For instance, the glossary partly defines “merit” as a concept that “protects White privilege under the guise of standards,” according to a copy of the document in the complaint. It points to standardized testing as one example, arguing these exams are biased against racial minority groups.
Some of the professors bringing the lawsuit said they worry about how this guidance will impact their classroom.
James Druley, a philosophy professor, contends it will be impossible to teach ethics without discussing merit as a “positive moral concept,” according to the complaint. Meanwhile, Linda de Morales, a chemistry professor, voiced concerns that she will be punished for emphasizing to her students that they need to earn their grades.
The instructors also took issue with the system’s guidance on how to implement the new DEIA policy in their classrooms. That guidance, which came out in June 2022, tells professors to avoid inflicting “curricular trauma” on their students under the guise of academic freedom.
The directive has led some of the professors to change their curriculum, according to the lawsuit.
Loren Palsgaard, an English professor, plans to no longer assign Martin Luther King Jr.’s “Letter from Birmingham Jail” to students because it includes a racial slur and offers perspectives different from the DEIA policies — potentially running afoul of the curricular trauma guidance, the complaint argues.
These types of rules stand to broadly restrict speech, FIRE contends.

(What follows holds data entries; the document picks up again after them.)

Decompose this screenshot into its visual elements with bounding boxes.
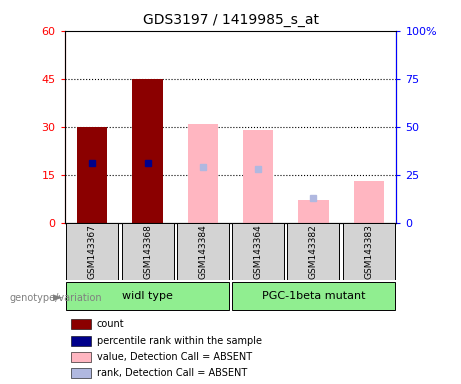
Text: GSM143382: GSM143382	[309, 224, 318, 279]
Bar	[132, 79, 163, 223]
FancyBboxPatch shape	[122, 223, 173, 280]
Bar	[243, 130, 273, 223]
FancyBboxPatch shape	[288, 223, 339, 280]
FancyBboxPatch shape	[66, 282, 229, 310]
Text: ►: ►	[53, 291, 62, 304]
FancyBboxPatch shape	[232, 282, 395, 310]
Text: value, Detection Call = ABSENT: value, Detection Call = ABSENT	[97, 352, 252, 362]
Text: count: count	[97, 319, 124, 329]
Title: GDS3197 / 1419985_s_at: GDS3197 / 1419985_s_at	[142, 13, 319, 27]
Text: percentile rank within the sample: percentile rank within the sample	[97, 336, 262, 346]
Bar	[77, 127, 107, 223]
Text: rank, Detection Call = ABSENT: rank, Detection Call = ABSENT	[97, 368, 247, 378]
FancyBboxPatch shape	[177, 223, 229, 280]
FancyBboxPatch shape	[343, 223, 395, 280]
Text: GSM143383: GSM143383	[364, 224, 373, 279]
Text: genotype/variation: genotype/variation	[9, 293, 102, 303]
Bar	[298, 200, 329, 223]
Text: GSM143364: GSM143364	[254, 224, 263, 279]
Text: GSM143384: GSM143384	[198, 224, 207, 279]
Bar	[188, 124, 218, 223]
Text: GSM143367: GSM143367	[88, 224, 97, 279]
Text: GSM143368: GSM143368	[143, 224, 152, 279]
FancyBboxPatch shape	[232, 223, 284, 280]
Bar	[354, 181, 384, 223]
FancyBboxPatch shape	[66, 223, 118, 280]
Text: PGC-1beta mutant: PGC-1beta mutant	[262, 291, 365, 301]
Text: widl type: widl type	[122, 291, 173, 301]
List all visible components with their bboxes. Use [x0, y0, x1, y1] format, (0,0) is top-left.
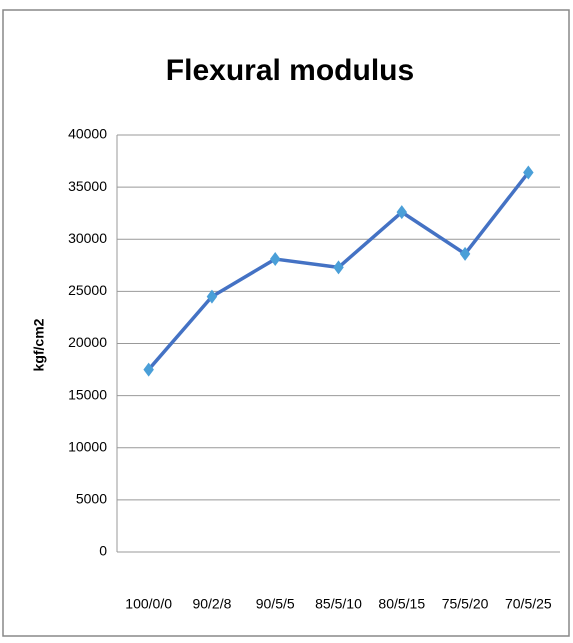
- y-tick-label: 40000: [68, 126, 107, 142]
- marker: [143, 362, 154, 377]
- y-tick-label: 0: [99, 543, 107, 559]
- x-tick-label: 70/5/25: [505, 596, 552, 612]
- y-tick-label: 5000: [76, 491, 107, 507]
- marker: [523, 165, 534, 180]
- marker: [459, 246, 471, 261]
- x-tick-label: 90/5/5: [256, 596, 295, 612]
- x-tick-label: 100/0/0: [125, 596, 172, 612]
- y-axis-label: kgf/cm2: [31, 318, 47, 371]
- y-tick-label: 30000: [68, 230, 107, 246]
- chart-border: [2, 9, 570, 637]
- x-tick-label: 80/5/15: [378, 596, 425, 612]
- marker: [396, 205, 408, 220]
- x-tick-label: 85/5/10: [315, 596, 362, 612]
- x-tick-label: 75/5/20: [442, 596, 489, 612]
- y-tick-label: 15000: [68, 386, 107, 402]
- marker: [206, 289, 218, 304]
- marker: [269, 252, 281, 267]
- y-tick-label: 20000: [68, 334, 107, 350]
- chart-title: Flexural modulus: [166, 54, 414, 87]
- y-tick-label: 10000: [68, 438, 107, 454]
- y-tick-label: 35000: [68, 178, 107, 194]
- marker: [333, 260, 344, 275]
- x-tick-label: 90/2/8: [192, 596, 231, 612]
- y-tick-label: 25000: [68, 282, 107, 298]
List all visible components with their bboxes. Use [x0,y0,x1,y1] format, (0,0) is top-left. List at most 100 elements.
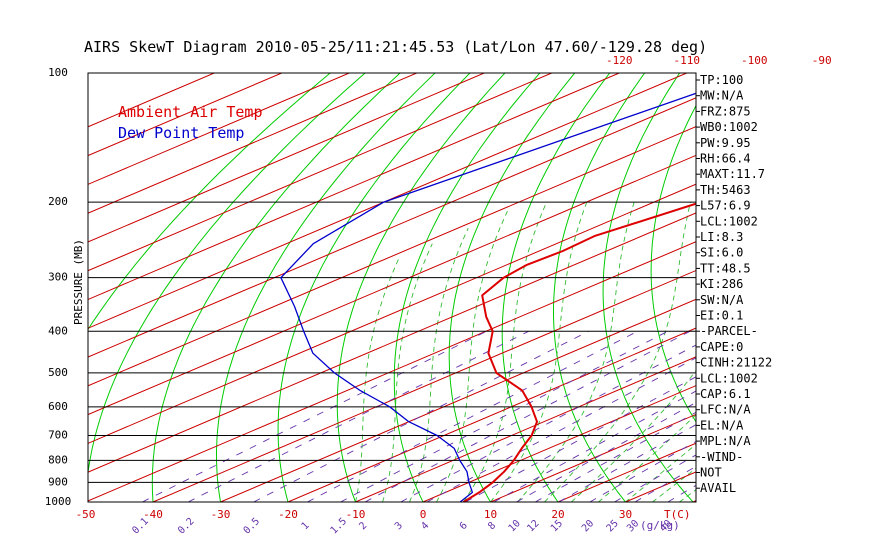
moist-adiabat-line [463,201,548,502]
bottom-temp-tick-label: -30 [211,508,231,521]
moist-adiabat-line [382,243,433,502]
mixing-ratio-tick-label: 1 [300,520,312,532]
dry-adiabat-line [88,73,331,331]
stability-index-item: SI:6.0 [700,246,743,260]
bottom-temp-tick-label: 20 [551,508,564,521]
isotherm-line [88,241,696,502]
isotherm-line [490,413,696,502]
dry-adiabat-line [602,73,694,502]
pressure-tick-label: 100 [48,66,68,79]
y-axis-label: PRESSURE (MB) [72,239,85,325]
dry-adiabat-line [277,73,471,502]
pressure-tick-label: 200 [48,195,68,208]
moist-adiabat-line [355,257,400,502]
stability-index-item: MPL:N/A [700,434,751,448]
pressure-tick-label: 600 [48,400,68,413]
isotherm-line [828,73,870,502]
stability-index-item: L57:6.9 [700,199,751,213]
stability-index-item: LI:8.3 [700,230,743,244]
dry-adiabat-line [393,73,541,502]
mixing-ratio-tick-label: 0.5 [242,516,263,537]
chart-title: AIRS SkewT Diagram 2010-05-25/11:21:45.5… [84,38,707,56]
legend-dew-point: Dew Point Temp [118,124,244,142]
top-temp-tick-label: -100 [741,54,768,67]
x-axis-unit-label: T(C) [664,508,691,521]
stability-index-item: CINH:21122 [700,356,772,370]
isotherm-line [152,269,696,502]
stability-index-item: SW:N/A [700,293,744,307]
top-temp-tick-label: -120 [606,54,633,67]
mixing-ratio-line [142,330,487,502]
isotherm-line [88,73,485,243]
mixing-ratio-tick-label: 20 [580,518,596,534]
mixing-ratio-tick-label: 8 [486,520,498,532]
isotherm-line [88,73,552,272]
mixing-ratio-line [426,357,696,502]
isotherm-line [287,327,696,502]
isotherm-line [88,73,417,214]
pressure-tick-label: 500 [48,366,68,379]
pressure-tick-label: 1000 [45,495,72,508]
dry-adiabat-line [650,104,696,423]
sounding-series [280,92,696,502]
stability-index-item: TP:100 [700,73,743,87]
bottom-temp-tick-label: 10 [484,508,497,521]
dry-adiabat-line [829,73,870,502]
stability-index-item: RH:66.4 [700,152,751,166]
plot-frame [87,72,697,503]
dry-adiabat-line [151,73,401,502]
mixing-ratio-tick-label: 4 [419,520,431,532]
isotherm-line [88,73,350,185]
bottom-temp-tick-label: -20 [278,508,298,521]
stability-index-item: -PARCEL- [700,324,758,338]
stability-index-item: CAP:6.1 [700,387,751,401]
dry-adiabat-line [787,73,870,502]
isotherm-line [88,212,696,473]
pressure-tick-label: 400 [48,324,68,337]
air-temp-series-line [462,202,696,502]
isotherm-line [88,183,696,444]
dry-adiabat-line [501,73,611,502]
stability-index-item: AVAIL [700,481,736,495]
stability-index-item: TH:5463 [700,183,751,197]
stability-index-item: WB0:1002 [700,120,758,134]
moist-adiabat-line [571,369,696,502]
moist-adiabat-line [409,228,469,502]
dry-adiabat-line [336,73,506,502]
bottom-temp-tick-label: -40 [143,508,163,521]
stability-index-item: LFC:N/A [700,403,751,417]
mixing-ratio-line [364,330,691,502]
stability-index-item: MAXT:11.7 [700,167,765,181]
stability-index-item: CAPE:0 [700,340,743,354]
isotherm-line [88,73,620,301]
stability-index-item: MW:N/A [700,89,744,103]
dry-adiabat-line [448,73,576,502]
mixing-ratio-unit-label: (g/kg) [640,519,680,532]
stability-index-item: EI:0.1 [700,309,743,323]
mixing-ratio-tick-label: 3 [393,520,405,532]
stability-index-item: EL:N/A [700,418,744,432]
moist-adiabat-line [652,467,696,502]
isotherm-line [88,73,687,329]
isotherm-line [220,298,696,502]
stability-index-item: FRZ:875 [700,104,751,118]
stability-index-item: KI:286 [700,277,743,291]
isotherm-lines [88,73,870,502]
moist-adiabat-line [436,211,508,502]
bottom-temp-tick-label: -10 [346,508,366,521]
stability-index-item: NOT [700,466,722,480]
mixing-ratio-tick-label: 2 [357,520,369,532]
bottom-temp-tick-label: 30 [619,508,632,521]
dry-adiabat-line [743,73,870,502]
dew-point-series-line [280,92,696,502]
isotherm-line [355,356,696,502]
pressure-tick-label: 800 [48,453,68,466]
stability-index-item: PW:9.95 [700,136,751,150]
mixing-ratio-tick-label: 12 [525,518,541,534]
bottom-temp-tick-label: -50 [76,508,96,521]
isotherm-line [422,385,696,502]
mixing-ratio-tick-label: 6 [458,520,470,532]
mixing-ratio-tick-label: 10 [507,518,523,534]
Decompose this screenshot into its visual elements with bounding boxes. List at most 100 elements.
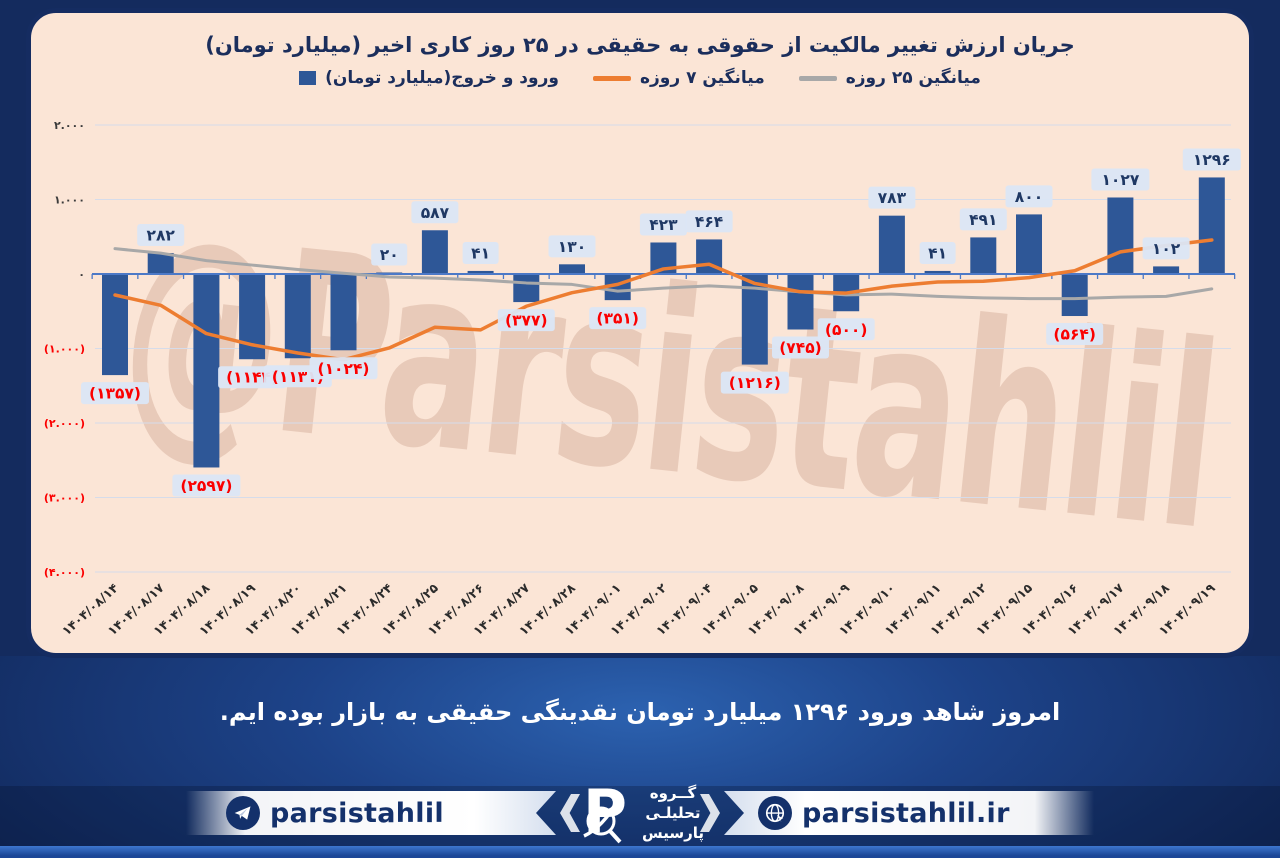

“The number of books, articles, or other course material that can be said to inflict ‘curricular trauma’ is nearly endless,” the lawsuit says. “Virtually any book that challenges the reader’s engrained perspective or worldview can be censored under this open-ended mandate.”
FIRE has recently targeted other state higher education policies. Last year, the organization challenged a Florida law restricting how public colleges and K-12 instructors can discuss race and gender, commonly known as the Stop Woke Act.
In November 2022, a federal judge granted the organization’s request to block the enforcement of the law at public colleges. That preliminary injunction is still in place.
“Whether it’s states forcing professors to teach DEI concepts or states forcing them not to teach concepts that lawmakers deem ‘woke,’ the government can’t tell university professors what views they are or aren’t allowed to debate in the classroom,” FIRE attorney Jessie Appleby said in a Thursday statement.